Da Redação - FocoCidade
O Governo, por meio da Procuradoria-Geral do Estado, recorreu da decisão, em caráter liminar da ministra do Supremo Tribunal Federal (STF), Rosa Weber, atendendo pedido da Associação Nacional dos Defensores Públicos (Anadep), de repasse do duodécimo atrasado do órgão em Mato Grosso.
Em recurso, e após diálogo com representantes da Defensoria Pública no Estado, o Executivo pontua como principal argumento "a quebra de isonomia e paridade entre os Poderes Constituídos e órgãos autoônomos - ofensa à separação dos Poderes".

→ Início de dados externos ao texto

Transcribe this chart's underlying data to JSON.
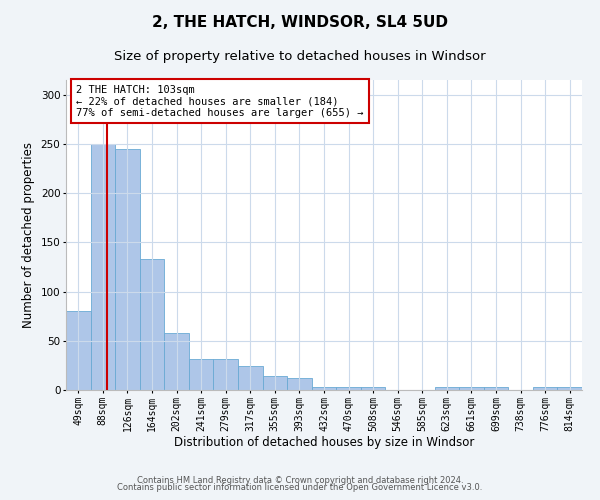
{
  "title": "2, THE HATCH, WINDSOR, SL4 5UD",
  "subtitle": "Size of property relative to detached houses in Windsor",
  "xlabel": "Distribution of detached houses by size in Windsor",
  "ylabel": "Number of detached properties",
  "categories": [
    "49sqm",
    "88sqm",
    "126sqm",
    "164sqm",
    "202sqm",
    "241sqm",
    "279sqm",
    "317sqm",
    "355sqm",
    "393sqm",
    "432sqm",
    "470sqm",
    "508sqm",
    "546sqm",
    "585sqm",
    "623sqm",
    "661sqm",
    "699sqm",
    "738sqm",
    "776sqm",
    "814sqm"
  ],
  "values": [
    80,
    250,
    245,
    133,
    58,
    32,
    32,
    24,
    14,
    12,
    3,
    3,
    3,
    0,
    0,
    3,
    3,
    3,
    0,
    3,
    3
  ],
  "bar_color": "#aec6e8",
  "bar_edge_color": "#6aaad4",
  "bar_width": 1.0,
  "ylim": [
    0,
    315
  ],
  "yticks": [
    0,
    50,
    100,
    150,
    200,
    250,
    300
  ],
  "vline_x": 1.18,
  "vline_color": "#cc0000",
  "annotation_text": "2 THE HATCH: 103sqm\n← 22% of detached houses are smaller (184)\n77% of semi-detached houses are larger (655) →",
  "annotation_box_color": "#ffffff",
  "annotation_box_edge": "#cc0000",
  "footer_line1": "Contains HM Land Registry data © Crown copyright and database right 2024.",
  "footer_line2": "Contains public sector information licensed under the Open Government Licence v3.0.",
  "background_color": "#f0f4f8",
  "plot_bg_color": "#ffffff",
  "grid_color": "#ccdaeb",
  "title_fontsize": 11,
  "subtitle_fontsize": 9.5,
  "axis_label_fontsize": 8.5,
  "tick_fontsize": 7,
  "annotation_fontsize": 7.5,
  "footer_fontsize": 6
}
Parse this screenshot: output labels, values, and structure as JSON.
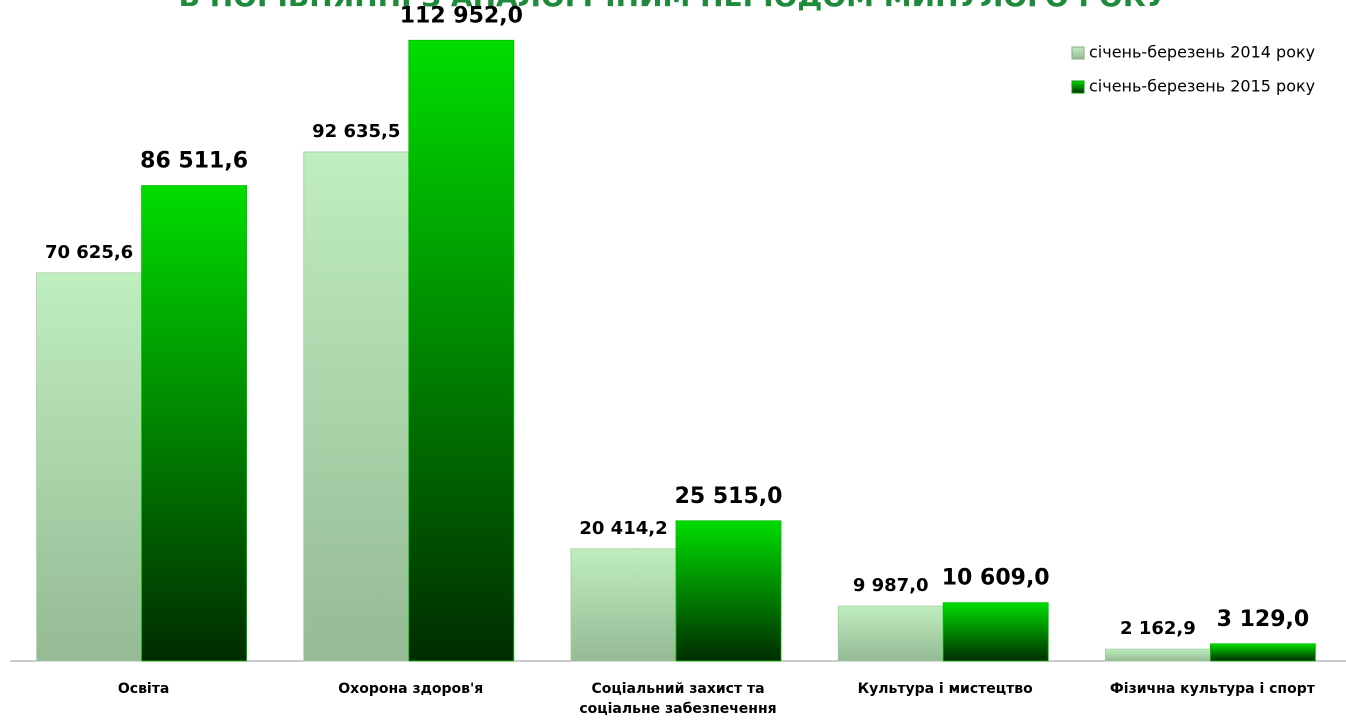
{
  "chart_data": {
    "type": "bar",
    "title": "В ПОРІВНЯННІ З АНАЛОГІЧНИМ ПЕРІОДОМ МИНУЛОГО РОКУ",
    "categories": [
      "Освіта",
      "Охорона здоров'я",
      "Соціальний захист та\nсоціальне забезпечення",
      "Культура і мистецтво",
      "Фізична культура і спорт"
    ],
    "series": [
      {
        "name": "січень-березень 2014 року",
        "color": "#bfeebf",
        "values": [
          70625.6,
          92635.5,
          20414.2,
          9987.0,
          2162.9
        ],
        "value_labels": [
          "70 625,6",
          "92 635,5",
          "20 414,2",
          "9 987,0",
          "2 162,9"
        ]
      },
      {
        "name": "січень-березень 2015 року",
        "color": "#00dd00",
        "values": [
          86511.6,
          112952.0,
          25515.0,
          10609.0,
          3129.0
        ],
        "value_labels": [
          "86 511,6",
          "112 952,0",
          "25 515,0",
          "10 609,0",
          "3 129,0"
        ]
      }
    ],
    "ylim": [
      0,
      113000
    ],
    "legend": "top-right"
  }
}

No recurso, pontua que "a decisão monocrática recorrida impõe ao Estado de Mato Grosso o dever de proceder ao repasse à Defensoria Pública, sob a forma de duodécimos, até o dia vinte de cada mês, bem como ao pagamento das parcelas vencidas a esse título. Referida decisão, conforme destacado, desconsidera a frustração de receita ocorrida em sete meses do exercício de 2017, o aumento exponencial das despesas obrigatórias e as soluções negociais mantidas entre os Poderes e Órgãos Autônomos do Estado de Mato Grosso. Mas não é só".
Destaca que "com efeito, ao determinar o pagamento do residual do exercício de 2017 à Defensoria Pública Estadual, a decisão monocrática ofende a isonomia e a paridade em relação aos demais Poderes e Órgãos Autônomos que recebem por meio de duodécimo, na medida em que tais entes também possuem valores a receber em relação aos exercícios anteriores. Realmente, de acordo com informações oriundas da Secretaria de Estado de Fazenda, o montante residual devido aos demais Poderes e Órgãos que recebem transferências por meio de duodécimos em 2017 perfaz a quantia de R$ 190.845.122,00 (cento e noventa milhões, oitocentos e quarenta e cinco mil e cento e vinte e dois reais)".
O Estado frisa ainda que "ademais, o Estado de Mato Grosso equacionou a questão entre todos os Poderes e Órgãos ao estabelecer a forma de pagamento dos residuais e do repasse dos duodécimos em 2018. A ingerência da decisão monocrática em tal arranjo consensual, nessa senda, afigura-se claramente ofensiva a isonomia entre os Poderes e Órgãos Autônomos, pois, repita-se, prioriza o pagamento à Defensoria Pública em detrimento dos demais entes, gerando um efeito perverso na consecução das políticas públicas e na prestação de serviços públicos a cargo de tais entes. Ofende, ademais, o princípio da separação dos poderes insculpido no artigo 2º da Constituição Federal, na medida em que quebra a harmonia que deve nortear a relação entre os Poderes constituídos e Órgãos Autônomos".
Por fim, ressalta que "finalmente, deve-se destacar que a decisão recorrida impõe outra obrigação materialmente impossível ao Estado de Mato Grosso, na medida em que, se não possui receita suficiente ao pagamento de 12 milhões à Defensoria Pública, certamente também não possui condições de proceder ao pagamento de mais de 190 milhões aos demais Poderes e Órgãos Autônomos, os quais, diante da referida decisão, estão exigindo o pagamento de tal montante".